Jean-Félhyt Kimbirima incarne avec brio les différentes voix de Zenouka, du colonel Adinonso, ou encore et avec beaucoup d’humour, celle de l’épouse de Zénouka. Les passages d’un personnage à un autre sont parfaitement réalisés, et le spectateur ne s’ennuie pas. Loin de la politique, Sony Labou Tansi désosse les assurances de Zénouka, déstabilise le prédateur et le réduit à l’état de zombie. La sexualité prend une dimension importante dans cette pièce pour mieux rendre palpable la déchéance du personnage principal. Cette sexualité si présente dans l’œuvre romanesque de Sony Labou Tansi. Le déroulement de la pièce n’est pas linéaire. La construction de cette dernière s’appuie sur de nombreux flashbacks parfois déroutants. Et voilà que pendant le déroulement de la pièce, il m’est subitement venu à l’esprit : « c’est marrant, cette pièce aurait fait un très bon roman ! ».


Finalement, à quoi joues-tu Sony ?


Sony Labou Tansi, Le point-virgule
Mise en scène et interprétée par Jean-Félhyt Kimbirima (en photo)

vendredi 1 janvier 2010

BUANANA 2010 !

C'est la version congolaise du fameux Bonne Année 2010. La vie est rarement un long fleuve tranquille. Les textes dans lesquels nous nous plongeons à longueur de soirée ou dans les transports en commun franciliens, nous le révèlent suffisamment. Et puis, entre nous, pas besoin d'avoir lu Shakespeare pour faire une telle réflexion. Je meuble.

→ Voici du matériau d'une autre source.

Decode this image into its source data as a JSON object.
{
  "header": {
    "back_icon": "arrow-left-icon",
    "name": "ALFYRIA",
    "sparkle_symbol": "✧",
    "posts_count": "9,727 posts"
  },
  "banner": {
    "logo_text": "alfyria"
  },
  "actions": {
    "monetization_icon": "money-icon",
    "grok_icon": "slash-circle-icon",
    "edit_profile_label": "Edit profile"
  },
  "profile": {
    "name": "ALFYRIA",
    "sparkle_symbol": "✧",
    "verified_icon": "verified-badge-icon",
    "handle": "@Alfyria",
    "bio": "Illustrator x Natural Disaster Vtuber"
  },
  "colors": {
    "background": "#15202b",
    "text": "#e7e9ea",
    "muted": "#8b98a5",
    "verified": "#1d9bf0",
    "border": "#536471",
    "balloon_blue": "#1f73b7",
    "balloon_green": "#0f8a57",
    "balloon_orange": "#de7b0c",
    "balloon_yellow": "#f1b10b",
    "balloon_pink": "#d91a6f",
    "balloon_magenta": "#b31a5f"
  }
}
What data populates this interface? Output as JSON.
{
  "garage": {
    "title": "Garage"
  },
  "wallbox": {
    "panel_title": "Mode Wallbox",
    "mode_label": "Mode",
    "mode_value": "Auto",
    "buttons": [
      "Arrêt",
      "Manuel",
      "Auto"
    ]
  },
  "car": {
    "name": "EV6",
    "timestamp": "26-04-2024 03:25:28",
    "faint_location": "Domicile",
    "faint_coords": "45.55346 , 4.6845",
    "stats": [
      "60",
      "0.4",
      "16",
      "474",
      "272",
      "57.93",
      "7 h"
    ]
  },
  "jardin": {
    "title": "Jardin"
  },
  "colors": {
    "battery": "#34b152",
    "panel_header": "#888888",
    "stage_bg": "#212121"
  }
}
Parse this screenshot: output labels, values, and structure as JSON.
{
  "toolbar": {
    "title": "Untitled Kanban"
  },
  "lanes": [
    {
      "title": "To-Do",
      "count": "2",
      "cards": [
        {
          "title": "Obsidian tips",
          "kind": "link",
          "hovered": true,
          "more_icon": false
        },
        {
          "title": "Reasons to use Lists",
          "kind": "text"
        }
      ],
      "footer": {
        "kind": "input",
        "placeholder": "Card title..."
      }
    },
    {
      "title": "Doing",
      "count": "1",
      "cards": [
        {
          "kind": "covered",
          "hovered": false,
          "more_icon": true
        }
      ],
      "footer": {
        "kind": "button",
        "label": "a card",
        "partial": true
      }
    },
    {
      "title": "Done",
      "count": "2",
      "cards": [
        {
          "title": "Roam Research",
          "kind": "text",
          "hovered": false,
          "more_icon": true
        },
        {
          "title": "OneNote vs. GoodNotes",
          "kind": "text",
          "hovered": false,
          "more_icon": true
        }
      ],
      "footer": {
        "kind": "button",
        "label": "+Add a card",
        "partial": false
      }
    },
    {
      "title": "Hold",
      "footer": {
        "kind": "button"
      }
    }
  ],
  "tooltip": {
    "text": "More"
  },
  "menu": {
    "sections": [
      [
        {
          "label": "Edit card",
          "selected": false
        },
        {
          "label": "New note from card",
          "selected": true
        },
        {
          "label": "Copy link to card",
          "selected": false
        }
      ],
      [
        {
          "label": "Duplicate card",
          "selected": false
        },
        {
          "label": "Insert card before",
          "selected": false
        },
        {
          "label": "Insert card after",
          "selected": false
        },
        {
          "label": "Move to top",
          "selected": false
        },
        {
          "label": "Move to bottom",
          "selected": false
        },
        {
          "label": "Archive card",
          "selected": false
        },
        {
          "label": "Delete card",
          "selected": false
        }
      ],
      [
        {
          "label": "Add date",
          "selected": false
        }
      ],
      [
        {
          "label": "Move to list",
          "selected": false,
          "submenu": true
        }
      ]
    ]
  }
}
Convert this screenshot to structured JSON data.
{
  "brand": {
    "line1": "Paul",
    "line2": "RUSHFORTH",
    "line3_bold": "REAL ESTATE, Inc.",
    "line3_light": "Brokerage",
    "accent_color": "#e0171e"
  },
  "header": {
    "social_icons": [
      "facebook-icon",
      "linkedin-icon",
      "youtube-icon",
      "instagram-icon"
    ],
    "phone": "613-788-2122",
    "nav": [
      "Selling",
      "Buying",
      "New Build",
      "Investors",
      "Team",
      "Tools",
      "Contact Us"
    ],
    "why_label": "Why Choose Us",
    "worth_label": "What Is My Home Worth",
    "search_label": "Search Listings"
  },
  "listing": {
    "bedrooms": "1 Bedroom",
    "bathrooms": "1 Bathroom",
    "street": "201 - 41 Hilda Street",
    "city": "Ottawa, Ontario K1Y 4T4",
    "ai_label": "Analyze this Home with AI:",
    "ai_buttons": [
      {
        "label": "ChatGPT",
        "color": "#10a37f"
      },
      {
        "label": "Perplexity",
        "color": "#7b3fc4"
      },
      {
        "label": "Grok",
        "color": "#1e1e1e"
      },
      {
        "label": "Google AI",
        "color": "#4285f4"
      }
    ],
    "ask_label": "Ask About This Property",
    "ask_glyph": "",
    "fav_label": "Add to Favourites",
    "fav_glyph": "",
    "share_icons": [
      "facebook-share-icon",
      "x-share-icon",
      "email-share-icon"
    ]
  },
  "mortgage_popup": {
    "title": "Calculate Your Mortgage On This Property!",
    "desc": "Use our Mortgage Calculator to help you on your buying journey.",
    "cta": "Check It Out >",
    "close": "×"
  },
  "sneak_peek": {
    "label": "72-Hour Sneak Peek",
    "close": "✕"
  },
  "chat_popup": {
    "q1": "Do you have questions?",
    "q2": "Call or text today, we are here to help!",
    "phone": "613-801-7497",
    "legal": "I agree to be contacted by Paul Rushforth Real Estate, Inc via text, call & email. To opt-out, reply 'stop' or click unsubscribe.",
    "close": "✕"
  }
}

Mais à l'instar de ce navire sur un lac d'Amérique du Nord, puis-je vous souhaiter pour ce nouvel an, une navigation apaisée avec le vent nécessaire pour faire avancer votre barque mais sans les excès d'une mer houleuse. Et, pour être complet, à supposer qu'un typhon se dresse sur votre parcours, puissiez-vous avoir la force et l'opiniâtreté du capitaine Mac Whirr (personnage central de Typhon) pour affronter avec brio les éléments.



Encore une fois, je vous souhaite une bonne et heureuse année 2010 et de très bonnes lectures!